Qui peut être pris en charge dans le cadre d’une kafala ?

La kafala s'adresse à tous les enfants abandonnés (art. 1, Loi n°15-01 du 13 juin 2002).

Par « enfant abandonné », en arabe makfoul, on entend l'enfant n'ayant pas atteint l’âge de 18 ans et qui se trouve dans l'une des situations suivantes:

•    Être né de parents inconnus
•    Être né d'un père inconnu et d'une mère connue lorsque celle-ci l’a abandonné
•    Être orphelin
•    Avoir des parents incapables de subvenir à ses besoins ou qui n'ont pas des moyens légaux de subsistance
•    Avoir des parents de mauvaise conduite, n'assumant pas leur responsabilité de protection et d'orientation. Tel en est le cas lorsque les parents sont :
-    déchus de la tutelle légale ou que l'un des deux, après le décès ou l'incapacité de l'autre, se révèle dévoyé et ne s'acquitte pas de son devoir précité à l'égard de l'enfant.
-    un des deux parents, après le décès ou l'incapacité de l'autre, ne s'acquitte plus de son devoir de protection et d’orientation à l'égard de l'enfant.

 

Quelle est l'autorité chargée d'accorder la kafala et d’en contrôler le suivi de l'exécution?

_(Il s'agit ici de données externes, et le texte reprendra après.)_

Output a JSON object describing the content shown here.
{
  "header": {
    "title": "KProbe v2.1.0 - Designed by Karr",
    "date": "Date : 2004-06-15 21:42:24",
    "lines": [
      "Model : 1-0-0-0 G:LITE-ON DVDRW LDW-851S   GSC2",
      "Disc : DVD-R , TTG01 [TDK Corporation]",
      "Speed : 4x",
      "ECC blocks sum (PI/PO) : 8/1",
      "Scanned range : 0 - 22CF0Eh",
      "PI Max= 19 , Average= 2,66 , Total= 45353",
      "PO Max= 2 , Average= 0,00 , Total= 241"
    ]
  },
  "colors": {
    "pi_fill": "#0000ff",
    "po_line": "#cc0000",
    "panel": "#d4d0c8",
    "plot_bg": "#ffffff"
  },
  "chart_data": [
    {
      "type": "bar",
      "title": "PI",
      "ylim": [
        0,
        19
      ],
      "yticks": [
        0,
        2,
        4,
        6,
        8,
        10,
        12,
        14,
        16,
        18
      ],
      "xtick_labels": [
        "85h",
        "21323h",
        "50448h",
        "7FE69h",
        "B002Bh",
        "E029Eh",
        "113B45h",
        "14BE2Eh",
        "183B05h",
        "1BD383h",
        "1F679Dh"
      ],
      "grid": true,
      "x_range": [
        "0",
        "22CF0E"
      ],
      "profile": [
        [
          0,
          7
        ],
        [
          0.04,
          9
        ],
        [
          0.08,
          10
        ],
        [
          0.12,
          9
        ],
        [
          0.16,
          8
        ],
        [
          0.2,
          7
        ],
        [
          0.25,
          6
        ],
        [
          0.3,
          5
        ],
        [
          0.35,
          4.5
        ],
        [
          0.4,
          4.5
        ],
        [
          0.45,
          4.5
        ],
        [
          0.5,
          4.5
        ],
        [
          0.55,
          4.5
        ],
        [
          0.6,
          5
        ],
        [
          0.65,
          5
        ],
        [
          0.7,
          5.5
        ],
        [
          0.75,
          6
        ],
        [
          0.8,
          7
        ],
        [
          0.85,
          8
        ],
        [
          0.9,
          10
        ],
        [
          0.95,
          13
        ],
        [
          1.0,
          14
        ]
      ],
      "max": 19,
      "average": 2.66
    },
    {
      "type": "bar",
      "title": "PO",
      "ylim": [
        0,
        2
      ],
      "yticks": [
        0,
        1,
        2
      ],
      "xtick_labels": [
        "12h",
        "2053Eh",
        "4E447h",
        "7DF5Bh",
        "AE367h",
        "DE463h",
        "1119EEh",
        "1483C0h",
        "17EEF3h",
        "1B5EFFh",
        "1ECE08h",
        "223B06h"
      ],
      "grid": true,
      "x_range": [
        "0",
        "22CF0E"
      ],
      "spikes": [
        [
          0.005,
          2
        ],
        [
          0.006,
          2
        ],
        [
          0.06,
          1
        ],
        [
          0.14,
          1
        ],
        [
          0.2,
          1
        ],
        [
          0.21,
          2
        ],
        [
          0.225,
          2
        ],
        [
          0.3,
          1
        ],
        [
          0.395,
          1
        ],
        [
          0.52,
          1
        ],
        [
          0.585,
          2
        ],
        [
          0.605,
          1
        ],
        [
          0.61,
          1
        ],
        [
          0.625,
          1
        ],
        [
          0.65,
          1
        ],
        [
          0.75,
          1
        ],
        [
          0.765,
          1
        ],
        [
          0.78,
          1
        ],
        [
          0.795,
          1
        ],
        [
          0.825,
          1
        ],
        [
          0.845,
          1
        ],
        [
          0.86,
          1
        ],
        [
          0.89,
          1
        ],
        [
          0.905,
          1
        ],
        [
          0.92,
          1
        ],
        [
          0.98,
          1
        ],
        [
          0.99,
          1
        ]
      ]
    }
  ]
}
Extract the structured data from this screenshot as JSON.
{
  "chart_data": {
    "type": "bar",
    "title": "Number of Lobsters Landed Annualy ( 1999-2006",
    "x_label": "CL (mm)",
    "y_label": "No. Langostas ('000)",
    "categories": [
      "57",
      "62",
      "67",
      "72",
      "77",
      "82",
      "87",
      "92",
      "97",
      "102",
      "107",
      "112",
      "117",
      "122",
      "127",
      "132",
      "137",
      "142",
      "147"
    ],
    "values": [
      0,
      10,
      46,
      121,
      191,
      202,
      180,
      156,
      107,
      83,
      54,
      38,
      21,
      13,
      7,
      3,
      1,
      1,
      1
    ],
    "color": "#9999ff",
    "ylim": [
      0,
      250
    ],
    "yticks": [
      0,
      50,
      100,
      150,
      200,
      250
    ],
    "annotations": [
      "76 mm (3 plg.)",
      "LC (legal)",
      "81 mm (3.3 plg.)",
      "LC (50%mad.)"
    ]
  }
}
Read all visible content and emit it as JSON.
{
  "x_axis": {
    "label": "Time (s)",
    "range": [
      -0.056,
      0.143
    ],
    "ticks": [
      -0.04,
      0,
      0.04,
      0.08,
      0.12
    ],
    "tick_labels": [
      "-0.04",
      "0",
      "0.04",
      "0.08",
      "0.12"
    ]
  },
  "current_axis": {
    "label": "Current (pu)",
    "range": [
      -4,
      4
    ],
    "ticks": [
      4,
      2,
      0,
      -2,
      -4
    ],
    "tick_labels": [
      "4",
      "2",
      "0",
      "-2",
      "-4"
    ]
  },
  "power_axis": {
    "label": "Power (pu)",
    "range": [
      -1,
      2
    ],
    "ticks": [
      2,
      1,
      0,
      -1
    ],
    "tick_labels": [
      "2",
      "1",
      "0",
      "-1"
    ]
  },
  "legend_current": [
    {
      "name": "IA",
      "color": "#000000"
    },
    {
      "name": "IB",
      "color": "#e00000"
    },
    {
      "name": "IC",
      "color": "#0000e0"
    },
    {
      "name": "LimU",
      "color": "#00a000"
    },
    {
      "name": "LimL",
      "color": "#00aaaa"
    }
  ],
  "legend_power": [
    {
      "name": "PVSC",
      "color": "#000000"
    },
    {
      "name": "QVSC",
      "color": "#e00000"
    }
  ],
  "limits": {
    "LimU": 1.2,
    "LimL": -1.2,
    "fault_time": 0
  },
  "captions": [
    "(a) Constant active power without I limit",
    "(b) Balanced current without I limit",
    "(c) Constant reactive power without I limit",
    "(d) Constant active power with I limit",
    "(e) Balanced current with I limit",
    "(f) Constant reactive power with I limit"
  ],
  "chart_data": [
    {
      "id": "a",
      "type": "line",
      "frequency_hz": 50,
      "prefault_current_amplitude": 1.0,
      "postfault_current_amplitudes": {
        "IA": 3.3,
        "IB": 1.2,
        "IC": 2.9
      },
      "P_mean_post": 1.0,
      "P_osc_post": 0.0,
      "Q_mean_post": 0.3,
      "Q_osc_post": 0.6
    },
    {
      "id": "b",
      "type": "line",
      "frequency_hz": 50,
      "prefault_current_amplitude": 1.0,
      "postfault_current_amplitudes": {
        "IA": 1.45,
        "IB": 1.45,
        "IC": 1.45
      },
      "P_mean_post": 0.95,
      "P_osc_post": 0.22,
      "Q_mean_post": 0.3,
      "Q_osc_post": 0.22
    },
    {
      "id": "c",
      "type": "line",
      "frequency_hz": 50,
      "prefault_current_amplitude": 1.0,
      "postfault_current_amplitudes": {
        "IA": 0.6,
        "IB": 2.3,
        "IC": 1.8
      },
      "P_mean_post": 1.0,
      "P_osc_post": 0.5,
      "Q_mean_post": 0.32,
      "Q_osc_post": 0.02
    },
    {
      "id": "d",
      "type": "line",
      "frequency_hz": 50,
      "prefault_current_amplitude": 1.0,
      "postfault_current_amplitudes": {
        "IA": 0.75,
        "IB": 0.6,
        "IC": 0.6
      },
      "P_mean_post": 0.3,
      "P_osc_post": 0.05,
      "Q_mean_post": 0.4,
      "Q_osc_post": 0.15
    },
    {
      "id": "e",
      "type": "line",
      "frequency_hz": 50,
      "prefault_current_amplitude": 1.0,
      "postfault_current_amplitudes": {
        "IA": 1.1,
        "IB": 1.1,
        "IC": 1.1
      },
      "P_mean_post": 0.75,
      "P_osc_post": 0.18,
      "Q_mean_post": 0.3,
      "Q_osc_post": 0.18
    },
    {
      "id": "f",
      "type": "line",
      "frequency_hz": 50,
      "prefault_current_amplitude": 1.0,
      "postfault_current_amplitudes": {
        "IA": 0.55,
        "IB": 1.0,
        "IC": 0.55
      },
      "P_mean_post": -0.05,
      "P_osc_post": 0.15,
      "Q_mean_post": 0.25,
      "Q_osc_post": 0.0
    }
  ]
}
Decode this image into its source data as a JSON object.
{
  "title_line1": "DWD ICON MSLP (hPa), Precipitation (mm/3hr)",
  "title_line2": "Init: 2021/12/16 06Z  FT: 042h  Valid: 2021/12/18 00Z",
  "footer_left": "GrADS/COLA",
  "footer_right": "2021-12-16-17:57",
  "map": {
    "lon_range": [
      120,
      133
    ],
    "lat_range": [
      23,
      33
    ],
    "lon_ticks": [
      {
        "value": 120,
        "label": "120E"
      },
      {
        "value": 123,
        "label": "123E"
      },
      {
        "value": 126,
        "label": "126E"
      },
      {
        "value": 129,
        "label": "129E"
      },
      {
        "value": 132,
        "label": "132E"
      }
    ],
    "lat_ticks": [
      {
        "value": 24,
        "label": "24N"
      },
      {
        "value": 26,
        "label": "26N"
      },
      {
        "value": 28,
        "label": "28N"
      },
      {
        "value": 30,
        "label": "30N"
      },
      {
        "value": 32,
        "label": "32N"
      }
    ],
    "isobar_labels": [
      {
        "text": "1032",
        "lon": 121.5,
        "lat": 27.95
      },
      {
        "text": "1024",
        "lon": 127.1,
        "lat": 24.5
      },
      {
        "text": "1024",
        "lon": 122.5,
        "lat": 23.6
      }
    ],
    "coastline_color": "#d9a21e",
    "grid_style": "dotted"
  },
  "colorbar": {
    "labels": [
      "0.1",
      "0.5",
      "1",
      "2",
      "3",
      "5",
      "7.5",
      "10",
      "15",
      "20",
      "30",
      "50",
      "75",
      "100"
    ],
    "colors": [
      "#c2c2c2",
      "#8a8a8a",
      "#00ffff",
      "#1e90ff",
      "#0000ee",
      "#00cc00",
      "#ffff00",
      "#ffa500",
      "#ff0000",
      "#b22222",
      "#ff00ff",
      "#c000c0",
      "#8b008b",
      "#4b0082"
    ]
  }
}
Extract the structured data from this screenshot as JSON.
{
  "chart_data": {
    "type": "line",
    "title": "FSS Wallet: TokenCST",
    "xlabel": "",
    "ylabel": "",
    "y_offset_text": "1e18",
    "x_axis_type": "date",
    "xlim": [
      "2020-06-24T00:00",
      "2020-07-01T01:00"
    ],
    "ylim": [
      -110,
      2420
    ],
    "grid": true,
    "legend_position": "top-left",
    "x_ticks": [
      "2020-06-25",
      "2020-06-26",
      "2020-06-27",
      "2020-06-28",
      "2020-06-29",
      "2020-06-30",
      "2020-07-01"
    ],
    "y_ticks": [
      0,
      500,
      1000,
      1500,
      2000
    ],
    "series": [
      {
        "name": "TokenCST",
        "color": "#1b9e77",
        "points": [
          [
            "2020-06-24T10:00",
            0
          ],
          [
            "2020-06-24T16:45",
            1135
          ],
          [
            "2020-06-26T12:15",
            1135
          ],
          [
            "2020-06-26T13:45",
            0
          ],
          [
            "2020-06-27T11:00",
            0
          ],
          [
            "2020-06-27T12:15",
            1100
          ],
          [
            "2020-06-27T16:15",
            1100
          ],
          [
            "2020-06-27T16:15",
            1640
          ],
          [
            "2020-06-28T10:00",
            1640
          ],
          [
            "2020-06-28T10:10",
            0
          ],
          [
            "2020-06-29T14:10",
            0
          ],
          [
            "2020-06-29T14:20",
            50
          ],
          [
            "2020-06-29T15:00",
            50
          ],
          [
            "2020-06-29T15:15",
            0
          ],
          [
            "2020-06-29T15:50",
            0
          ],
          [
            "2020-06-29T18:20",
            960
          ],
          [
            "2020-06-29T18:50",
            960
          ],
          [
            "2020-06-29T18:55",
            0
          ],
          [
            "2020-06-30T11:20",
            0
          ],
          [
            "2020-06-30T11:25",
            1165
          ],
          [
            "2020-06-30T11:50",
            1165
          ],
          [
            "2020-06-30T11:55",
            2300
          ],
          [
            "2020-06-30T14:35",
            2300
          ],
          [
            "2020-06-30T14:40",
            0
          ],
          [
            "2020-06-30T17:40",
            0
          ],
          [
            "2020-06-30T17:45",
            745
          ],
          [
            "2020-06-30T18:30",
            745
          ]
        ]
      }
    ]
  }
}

L'autorité compétente en matière de kafala est le juge des tutelles de la circonscription dans laquelle se situe la résidence de l’enfant (art. 4, Loi n°15-01 du 13 juin 2002). L’ordonnance du juge des tutelles est ensuite mise en exécution par le tribunal de Première Instance.

Quelles sont les conditions de la kafala ?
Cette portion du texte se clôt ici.